Questions to answer
(This is a cross-posting from my general blog, Steer for the Deep Waters Only.)
In the Post Office Horizon public enquiry, today has been the first day when a Fujitsu representative has taken the stand. Gareth Jenkins will answer questions for four days, more than any other witness. Today has concentrated on his role as an expert witness in the prosecutions of sub-postmasters (SPMs), and so the questioning has been concentrating mainly on judicial and quasi-judicial matters.
My take on this from the moment I first heard about the issues with Horizon has been from the point of view of a software tester, which profession I followed for more than 25 years. My perspective has been “What tests would I want to have done if I had been working on Horizon?”. And I’m also driven to ask how important Fujitsu and the Post Office considered testing to be. It’s possible to define the importance of testing according to a scale of impacts:
- Is there a risk of death or injury associated with the system?
- Is there a risk of injustices arising from faults in the system?
- Is there a risk of financial loss if there are faults in the system?
- Is there a risk of reputational damage if the system throws up errors?
Clearly, at least three of these apply in the case of Horizon, though I doubt that the worst case scenario of people being sent to prison would have been on anyone’s whiteboard when Horizon was still in the planning stage. It ought to have been, of course, but unless people have had direct contact with instances of offences within the postal system, I doubt it was even mentioned when Horizon was being scoped out at the beginning of the development process. Nonetheless, the question should have been asked: “If this goes wrong, what’s the worst that could happen?”
The questions I would be asking now are these:
- What testing was done?
- Was there extensive testing done in real life situations with real life users?
- Or was there merely a test system in a test environment on someone’s desktop?
- There is a school of thought that says that in situations where a system is going to be rolled out across many points of physical contact with users and across a geographical area, then simulation running of a system ought to be done on a physical basis, with an entire trial system running in a number of locations to simulate real-world communication problems, with scenarios to probe various failure states – loss of physical lines, loss of power either remotely or centrally, inability to access helpdesk resources – that can be anticipated. Gareth Jenkins has mentioned “pilot schemes”; their extent and suitability should be explored.
- How much regression testing was done?
- Regression testing is performed when a new version or a bug fix is rolled out. It explores whether the fix or new version impacts the existing version in any way.
- It should not only be done during development, but also after deployment.
- What version control was there?
- In development; and
- In deployment: in other words, were bug fixes and new versions tested against existing versions once Horizon had gone live?
- How were upgrades and bug fixes rolled out?
- Importantly, were SPMs told about the necessity to keep their versions of Horizon up to date? Was the significance of upgrades impressed upon them?
- Were upgrades rolled out during expected Post Office downtime hours? Were they automatic, or did they require SPMs to trigger them? Could SPMs defer upgrades to less busy times?
- Did upgrades apply to specific versions of the software? Were SPMs warned if an upgrade was about to be applied to an out-of-date version? Would the system permit that, or would it force multiple (and time-consuming) upgrades if it detected an out-of-date system?

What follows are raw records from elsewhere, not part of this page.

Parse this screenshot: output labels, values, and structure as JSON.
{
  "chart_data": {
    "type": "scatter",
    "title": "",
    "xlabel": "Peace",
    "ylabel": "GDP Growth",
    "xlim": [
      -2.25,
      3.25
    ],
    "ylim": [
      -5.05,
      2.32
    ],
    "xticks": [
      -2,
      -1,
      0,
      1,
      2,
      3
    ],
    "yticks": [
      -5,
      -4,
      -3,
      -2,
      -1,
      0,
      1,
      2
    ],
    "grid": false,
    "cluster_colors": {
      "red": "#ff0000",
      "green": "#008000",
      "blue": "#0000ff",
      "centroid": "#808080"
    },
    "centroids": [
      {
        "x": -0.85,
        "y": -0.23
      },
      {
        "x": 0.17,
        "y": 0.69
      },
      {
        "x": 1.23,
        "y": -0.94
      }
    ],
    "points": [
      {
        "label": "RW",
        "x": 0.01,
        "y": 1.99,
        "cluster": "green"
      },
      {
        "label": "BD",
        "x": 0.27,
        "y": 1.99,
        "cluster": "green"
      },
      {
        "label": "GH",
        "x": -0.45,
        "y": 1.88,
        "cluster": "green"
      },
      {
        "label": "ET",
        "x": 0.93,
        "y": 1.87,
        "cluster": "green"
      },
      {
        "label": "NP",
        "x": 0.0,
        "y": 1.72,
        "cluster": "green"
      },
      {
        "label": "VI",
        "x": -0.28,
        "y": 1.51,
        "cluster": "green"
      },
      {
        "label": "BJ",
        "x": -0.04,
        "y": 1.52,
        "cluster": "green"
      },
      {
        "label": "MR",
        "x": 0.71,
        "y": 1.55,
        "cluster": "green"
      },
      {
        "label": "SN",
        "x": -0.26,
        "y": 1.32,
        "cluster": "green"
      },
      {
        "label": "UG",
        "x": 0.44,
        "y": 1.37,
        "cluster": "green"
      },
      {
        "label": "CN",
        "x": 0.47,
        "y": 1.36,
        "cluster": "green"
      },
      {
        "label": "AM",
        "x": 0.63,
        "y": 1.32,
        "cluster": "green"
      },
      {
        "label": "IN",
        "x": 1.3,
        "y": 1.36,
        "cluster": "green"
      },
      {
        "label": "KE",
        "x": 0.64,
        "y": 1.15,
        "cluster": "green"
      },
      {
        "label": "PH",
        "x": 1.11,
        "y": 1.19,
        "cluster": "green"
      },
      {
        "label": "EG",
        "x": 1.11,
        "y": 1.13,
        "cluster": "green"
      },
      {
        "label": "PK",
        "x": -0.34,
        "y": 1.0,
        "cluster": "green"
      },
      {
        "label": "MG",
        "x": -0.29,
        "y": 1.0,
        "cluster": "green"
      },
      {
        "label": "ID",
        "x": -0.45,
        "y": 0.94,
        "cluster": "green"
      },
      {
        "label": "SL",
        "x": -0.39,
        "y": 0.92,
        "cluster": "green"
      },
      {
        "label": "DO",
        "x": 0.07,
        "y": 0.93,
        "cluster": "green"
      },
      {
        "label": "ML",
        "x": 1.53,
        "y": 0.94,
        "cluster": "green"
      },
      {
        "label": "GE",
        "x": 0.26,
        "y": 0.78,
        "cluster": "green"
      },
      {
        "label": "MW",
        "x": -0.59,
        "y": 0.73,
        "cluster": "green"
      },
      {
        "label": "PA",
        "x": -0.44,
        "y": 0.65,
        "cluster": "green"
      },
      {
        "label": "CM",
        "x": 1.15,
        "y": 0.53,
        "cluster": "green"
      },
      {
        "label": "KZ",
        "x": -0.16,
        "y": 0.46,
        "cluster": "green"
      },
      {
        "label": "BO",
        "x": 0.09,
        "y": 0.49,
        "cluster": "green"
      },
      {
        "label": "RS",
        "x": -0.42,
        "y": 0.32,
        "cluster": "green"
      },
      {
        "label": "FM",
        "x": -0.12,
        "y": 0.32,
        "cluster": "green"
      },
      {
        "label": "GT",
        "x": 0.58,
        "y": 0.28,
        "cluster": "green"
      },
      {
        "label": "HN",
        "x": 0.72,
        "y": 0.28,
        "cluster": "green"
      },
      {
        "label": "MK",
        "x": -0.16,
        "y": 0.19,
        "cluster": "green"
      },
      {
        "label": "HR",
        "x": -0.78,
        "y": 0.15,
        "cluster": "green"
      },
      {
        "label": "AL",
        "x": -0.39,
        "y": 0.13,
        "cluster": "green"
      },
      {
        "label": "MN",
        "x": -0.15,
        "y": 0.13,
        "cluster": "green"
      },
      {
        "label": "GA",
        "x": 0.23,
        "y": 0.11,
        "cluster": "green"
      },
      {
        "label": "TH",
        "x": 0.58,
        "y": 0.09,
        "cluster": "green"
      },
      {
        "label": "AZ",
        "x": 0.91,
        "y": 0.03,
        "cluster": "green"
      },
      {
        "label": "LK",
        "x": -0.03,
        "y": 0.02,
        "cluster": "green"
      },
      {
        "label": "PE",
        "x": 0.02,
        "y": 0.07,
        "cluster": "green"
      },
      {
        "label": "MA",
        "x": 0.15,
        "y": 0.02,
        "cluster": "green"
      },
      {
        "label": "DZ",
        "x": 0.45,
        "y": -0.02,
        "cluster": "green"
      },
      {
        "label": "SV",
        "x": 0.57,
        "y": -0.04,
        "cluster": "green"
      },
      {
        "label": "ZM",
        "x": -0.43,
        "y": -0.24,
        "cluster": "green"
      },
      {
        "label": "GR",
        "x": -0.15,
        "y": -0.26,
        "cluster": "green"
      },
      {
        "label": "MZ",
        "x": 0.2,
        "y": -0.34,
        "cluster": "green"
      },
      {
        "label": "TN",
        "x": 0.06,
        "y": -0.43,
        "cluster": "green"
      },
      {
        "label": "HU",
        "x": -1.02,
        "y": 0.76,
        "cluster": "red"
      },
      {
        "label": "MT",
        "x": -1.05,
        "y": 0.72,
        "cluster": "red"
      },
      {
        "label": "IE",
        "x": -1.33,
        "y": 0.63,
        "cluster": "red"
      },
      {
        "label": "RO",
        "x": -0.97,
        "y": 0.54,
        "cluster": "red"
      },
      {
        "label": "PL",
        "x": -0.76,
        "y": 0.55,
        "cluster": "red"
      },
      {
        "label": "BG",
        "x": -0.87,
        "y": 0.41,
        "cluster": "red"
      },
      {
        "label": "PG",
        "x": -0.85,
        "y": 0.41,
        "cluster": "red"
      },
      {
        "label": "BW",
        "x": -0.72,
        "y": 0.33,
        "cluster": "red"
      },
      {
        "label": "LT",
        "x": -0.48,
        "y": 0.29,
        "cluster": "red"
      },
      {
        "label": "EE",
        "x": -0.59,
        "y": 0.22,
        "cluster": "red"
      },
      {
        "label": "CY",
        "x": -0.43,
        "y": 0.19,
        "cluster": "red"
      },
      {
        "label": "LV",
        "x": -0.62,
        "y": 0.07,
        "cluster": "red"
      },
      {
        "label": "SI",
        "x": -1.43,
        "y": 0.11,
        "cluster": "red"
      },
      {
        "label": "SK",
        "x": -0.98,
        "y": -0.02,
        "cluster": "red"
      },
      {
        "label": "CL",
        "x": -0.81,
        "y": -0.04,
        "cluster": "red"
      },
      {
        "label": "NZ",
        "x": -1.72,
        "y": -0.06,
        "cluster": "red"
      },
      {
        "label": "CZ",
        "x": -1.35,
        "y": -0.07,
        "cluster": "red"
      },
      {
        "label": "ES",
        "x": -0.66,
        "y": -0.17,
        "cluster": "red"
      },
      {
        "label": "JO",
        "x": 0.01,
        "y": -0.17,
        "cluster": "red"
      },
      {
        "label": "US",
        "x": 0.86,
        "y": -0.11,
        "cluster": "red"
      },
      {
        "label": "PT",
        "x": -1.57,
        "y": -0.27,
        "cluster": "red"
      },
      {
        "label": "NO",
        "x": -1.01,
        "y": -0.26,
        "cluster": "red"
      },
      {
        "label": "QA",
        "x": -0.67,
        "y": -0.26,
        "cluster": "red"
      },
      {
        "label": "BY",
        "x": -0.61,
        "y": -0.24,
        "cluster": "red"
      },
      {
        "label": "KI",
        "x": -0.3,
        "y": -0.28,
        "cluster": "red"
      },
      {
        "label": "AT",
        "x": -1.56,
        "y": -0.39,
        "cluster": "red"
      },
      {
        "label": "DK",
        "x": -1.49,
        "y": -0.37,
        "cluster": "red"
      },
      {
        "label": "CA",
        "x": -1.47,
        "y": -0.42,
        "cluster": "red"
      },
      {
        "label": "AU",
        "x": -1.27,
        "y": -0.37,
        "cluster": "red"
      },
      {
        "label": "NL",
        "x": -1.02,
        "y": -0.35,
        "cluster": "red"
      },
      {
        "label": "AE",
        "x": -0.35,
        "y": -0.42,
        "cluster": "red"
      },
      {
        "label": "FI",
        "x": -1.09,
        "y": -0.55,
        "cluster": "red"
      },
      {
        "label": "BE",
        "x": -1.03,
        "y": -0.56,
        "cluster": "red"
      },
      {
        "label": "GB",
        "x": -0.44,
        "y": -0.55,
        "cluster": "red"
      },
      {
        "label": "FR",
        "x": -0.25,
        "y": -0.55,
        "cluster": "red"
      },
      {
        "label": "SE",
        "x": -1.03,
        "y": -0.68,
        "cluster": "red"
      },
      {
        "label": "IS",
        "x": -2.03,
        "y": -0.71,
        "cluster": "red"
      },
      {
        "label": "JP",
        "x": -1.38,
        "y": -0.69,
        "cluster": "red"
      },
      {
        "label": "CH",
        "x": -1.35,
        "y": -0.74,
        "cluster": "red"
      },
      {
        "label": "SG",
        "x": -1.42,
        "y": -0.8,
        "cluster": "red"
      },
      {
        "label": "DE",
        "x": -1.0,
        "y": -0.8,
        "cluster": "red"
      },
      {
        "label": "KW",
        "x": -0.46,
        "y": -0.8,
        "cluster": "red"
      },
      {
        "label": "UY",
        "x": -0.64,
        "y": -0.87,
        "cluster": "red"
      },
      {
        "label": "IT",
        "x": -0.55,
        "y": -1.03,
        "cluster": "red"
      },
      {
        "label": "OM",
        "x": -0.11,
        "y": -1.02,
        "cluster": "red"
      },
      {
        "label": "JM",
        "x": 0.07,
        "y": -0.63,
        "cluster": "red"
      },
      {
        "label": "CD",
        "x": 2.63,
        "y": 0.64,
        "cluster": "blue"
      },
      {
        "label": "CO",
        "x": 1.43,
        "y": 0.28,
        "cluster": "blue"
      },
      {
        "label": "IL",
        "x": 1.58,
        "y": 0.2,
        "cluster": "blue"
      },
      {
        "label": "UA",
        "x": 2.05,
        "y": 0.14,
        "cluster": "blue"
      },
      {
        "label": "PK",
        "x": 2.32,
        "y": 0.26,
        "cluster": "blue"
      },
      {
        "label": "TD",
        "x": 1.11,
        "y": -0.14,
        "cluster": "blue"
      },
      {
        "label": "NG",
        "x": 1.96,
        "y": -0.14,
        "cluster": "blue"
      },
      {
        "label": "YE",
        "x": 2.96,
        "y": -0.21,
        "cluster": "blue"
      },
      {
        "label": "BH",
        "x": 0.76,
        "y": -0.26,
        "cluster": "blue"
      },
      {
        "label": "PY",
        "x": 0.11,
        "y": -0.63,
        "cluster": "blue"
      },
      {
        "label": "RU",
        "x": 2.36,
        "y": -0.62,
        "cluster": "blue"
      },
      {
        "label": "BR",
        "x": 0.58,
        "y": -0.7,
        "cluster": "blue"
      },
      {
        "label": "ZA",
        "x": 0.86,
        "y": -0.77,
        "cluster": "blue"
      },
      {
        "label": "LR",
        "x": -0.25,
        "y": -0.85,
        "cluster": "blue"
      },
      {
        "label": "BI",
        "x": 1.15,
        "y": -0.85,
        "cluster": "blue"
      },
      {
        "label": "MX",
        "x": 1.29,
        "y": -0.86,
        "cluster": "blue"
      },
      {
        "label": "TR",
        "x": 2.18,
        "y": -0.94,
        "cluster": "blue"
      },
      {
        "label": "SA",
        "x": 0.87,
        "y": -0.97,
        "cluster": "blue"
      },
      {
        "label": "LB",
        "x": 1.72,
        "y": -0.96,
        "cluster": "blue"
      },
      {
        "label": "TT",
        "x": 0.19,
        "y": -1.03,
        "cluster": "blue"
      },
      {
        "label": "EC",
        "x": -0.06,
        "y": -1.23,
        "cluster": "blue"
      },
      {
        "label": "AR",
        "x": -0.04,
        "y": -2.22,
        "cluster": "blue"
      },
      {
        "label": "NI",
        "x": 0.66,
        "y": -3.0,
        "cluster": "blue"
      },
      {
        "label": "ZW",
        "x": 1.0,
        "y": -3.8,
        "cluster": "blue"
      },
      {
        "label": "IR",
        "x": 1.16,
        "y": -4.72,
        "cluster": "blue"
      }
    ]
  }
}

- Did Post Office investigators check which version of Horizon was being run before continuing with criminal investigations?
All these are important questions which ought to have been asked in the system scoping and design sessions before a line of code was written. This is something professional testers do. But too many companies consider that testing is a mechanical process that just involves pressing buttons and seeing that the system delivers the right responses, and that “anyone” can do it; and, indeed, that it can be automated. I’ve written elsewhere about the fallacy of these views, and if there are to be any takeaways for anyone involved in system design and development, it ought to be that.
I’ve also written recently about what I’ve dubbed the “Goldfinger Heuristic”*, summed up in the opening lines of Ian Fleming’s novel of the same name: “Once is happenstance, twice is coincidence, but three times must be enemy action.” In this case, “enemy action” is simply something happening the the real world. If three people independently report a problem, then that problem is in all likelihood real, and IT managers should at the very least consider that there may be an underlying problem with the system, even if it’s not immediately obvious how to replicate that problem. I once spent three months trying to pin down a problem that I wasn’t even certain that I’d seen, but which was registering with me, almost subconsciously, as “wrong”. In the end, it was a real problem caused by the interaction of screen controls, mouse movements and the design of different workflow stages. An automated test system would never have found it.
Testing can never address all the possible failure points of a system before it goes live; sometimes problems may not emerge for years, only arising with a particular combination of circumstances. Testing and monitoring of systems must therefore continue after the system is deployed, and those dealing with systems management must always be prepared to ask the questions that a tester would ask before jumping to any conclusions about what has happened. This does not seem to have been done with Horizon. I hope that the remaining stages of the public enquiry will drill down to root causes in its remaining sessions.
*In this context, a “heuristic” is a rule of thumb about the real world and real user behaviours that identify a range of situations that testers should look out for, or at least be aware of, when testing systems.